- The Washington Times - Friday, May 12, 2006

Tony Snow yesterday held his first informal briefing with reporters as the new White House press secretary, inviting a pack of journalists into his office for the early morning “gaggle.”

The spacious West Wing room quickly became overheated with bloviating bodies.

“Louder! We can’t hear!” yelled one of the dozen reporters left out in the hall, unable to wedge into the standing-room-only office, where some 50 reporters had packed in.

“This is ridiculous,” moaned another outcast.

“I had this wonderful idea that this would be nice and collegial and relaxed,” said a smiling Mr. Snow, seated behind his large desk, his shirtsleeves rolled up and a sheaf of papers in one hand.

“But it obviously, at this point, is just a mess,” the reporter-turned-flack said to laughter from his new adversaries.

“So rather than doing that, we will go back to gaggling in the briefing room, and then, as numbers dwindle, we may think of bringing it back here.”

One day on the job, one change on the fly.
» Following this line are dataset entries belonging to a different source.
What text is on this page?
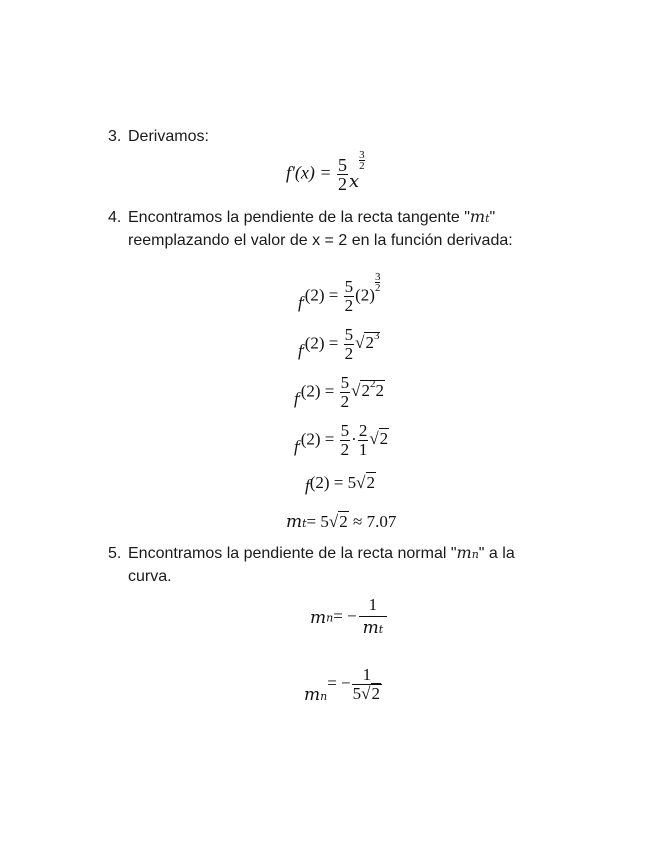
3. Derivamos:
$f'(x) = \frac{5}{2}$ x
$\frac{3}{2}$
4. Encontramos la pendiente de la recta tangente "mt"
reemplazando el valor de x = 2 en la función derivada:
$f'(2) = \frac{5}{2} (2)$
$\frac{3}{2}$
$f'(2) = \frac{5}{2} √2^3$
$f'(2) = \frac{5}{2} √2^22$
$f'(2) = \frac{5}{2} \cdot \frac{2}{1} √2$
f(2) = 5√2
mt= 5√2 ≈ 7.07
5. Encontramos la pendiente de la recta normal "mn" a la
curva.
$mn= - \frac{1}{mt}$
$m_n= - \frac{1}{5√2}$
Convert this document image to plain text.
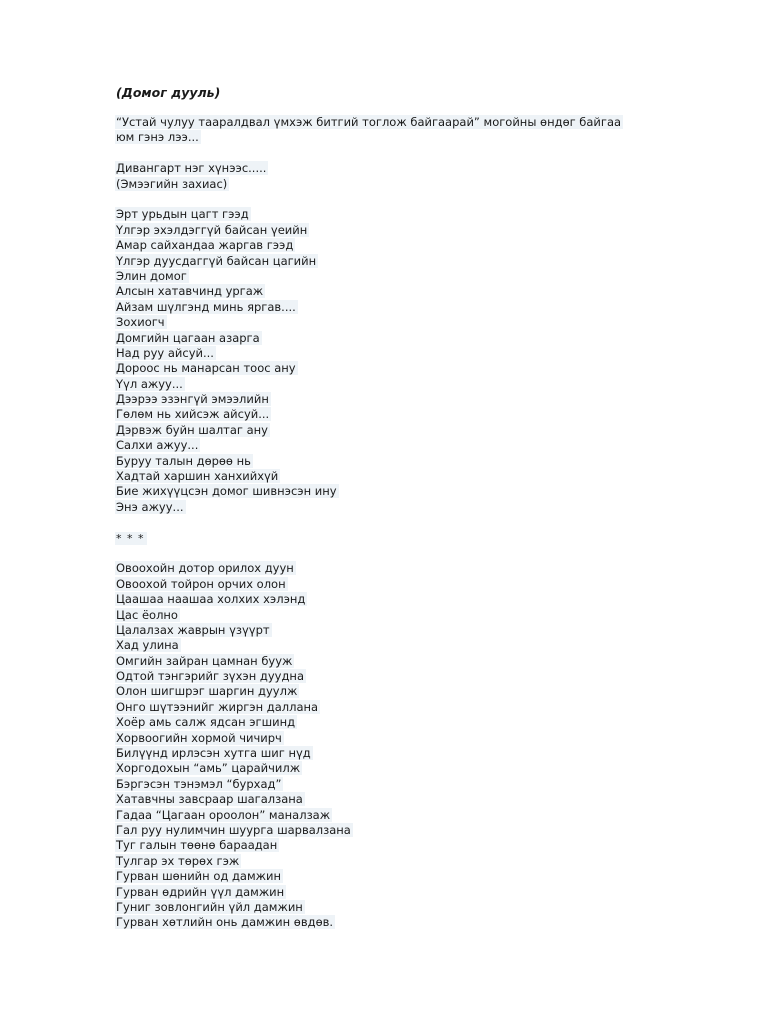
(Домог дууль)
“Устай чулуу тааралдвал үмхэж битгий тоглож байгаарай” могойны өндөг байгаа юм гэнэ лээ...
Дивангарт нэг хүнээс.....
(Эмээгийн захиас)
Эрт урьдын цагт гээд
Үлгэр эхэлдэггүй байсан үеийн
Амар сайхандаа жаргав гээд
Үлгэр дуусдаггүй байсан цагийн
Элин домог
Алсын хатавчинд ургаж
Айзам шүлгэнд минь яргав....
Зохиогч
Домгийн цагаан азарга
Над руу айсуй...
Дороос нь манарсан тоос ану
Үүл ажуу...
Дээрээ эзэнгүй эмээлийн
Гөлөм нь хийсэж айсуй...
Дэрвэж буйн шалтаг ану
Салхи ажуу...
Буруу талын дөрөө нь
Хадтай харшин ханхийхүй
Бие жихүүцсэн домог шивнэсэн ину
Энэ ажуу...
* * *
Овоохойн дотор орилох дуун
Овоохой тойрон орчих олон
Цаашаа наашаа холхих хэлэнд
Цас ёолно
Цалалзах жаврын үзүүрт
Хад улина
Омгийн зайран цамнан бууж
Одтой тэнгэрийг зүхэн дуудна
Олон шигшрэг шаргин дуулж
Онго шүтээнийг жиргэн даллана
Хоёр амь салж ядсан эгшинд
Хорвоогийн хормой чичирч
Билүүнд ирлэсэн хутга шиг нүд
Хоргодохын “амь” царайчилж
Бэргэсэн тэнэмэл “бурхад”
Хатавчны завсраар шагалзана
Гадаа “Цагаан ороолон” маналзаж
Гал руу нулимчин шуурга шарвалзана
Туг галын төөнө бараадан
Тулгар эх төрөх гэж
Гурван шөнийн од дамжин
Гурван өдрийн үүл дамжин
Гуниг зовлонгийн үйл дамжин
Гурван хөтлийн онь дамжин өвдөв.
“I’m naive. What can I say?” he said as reporters milled out.

As the press hurled questions at him, he was frank — and unapologetic.

“I do not know,” he said to one query. “I don’t want to mislead you on that. I don’t know.”

When veteran gadfly Helen Thomas asked about a secret spy program, Mr. Snow said firmly: “Honestly, I can’t answer the question.”

“Why?”

“Because I don’t know enough about it,” Mr. Snow said emphatically.

The throng of reporters was already irked when they piled into his office. The gaggle had been scheduled for 9 a.m., but rescheduled at the last minute for 9:30 a.m. Mr. Snow actually started the gaggle at 9:17 a.m.

“I walk in at 9:20 a.m.,” said one clock-conscious reporter, “and it’s already well underway.” Looking directly into the reporter’s eyes, Mr. Snow said: “I apologize, period. … That’s just flat my fault. … You’ve got to give me a little forbearance.”

As the self-described “new kid on the block,” he did fall back on talking points: “I hate to read from a sheet of paper, but. …” At another point, he called on one of his deputies because he said she had “a better brief on that.”

The new spokesman also played coy. Asked if President Bush’s national address Monday on immigration would contain new language, he said: “There will be, but I’m not going to tell you what it is.”

Reporters laughed.

But his humility was evident throughout the 23-minute trial run, for which the spokesman began preparing shortly after his 5:45 a.m. arrival. He wore a pass on a strap around his neck, not the typical “hard pin” that identifies the administration’s VIPs. Asked why he had skipped the pin, he said sheepishly: “I don’t want to lose it on my first day.”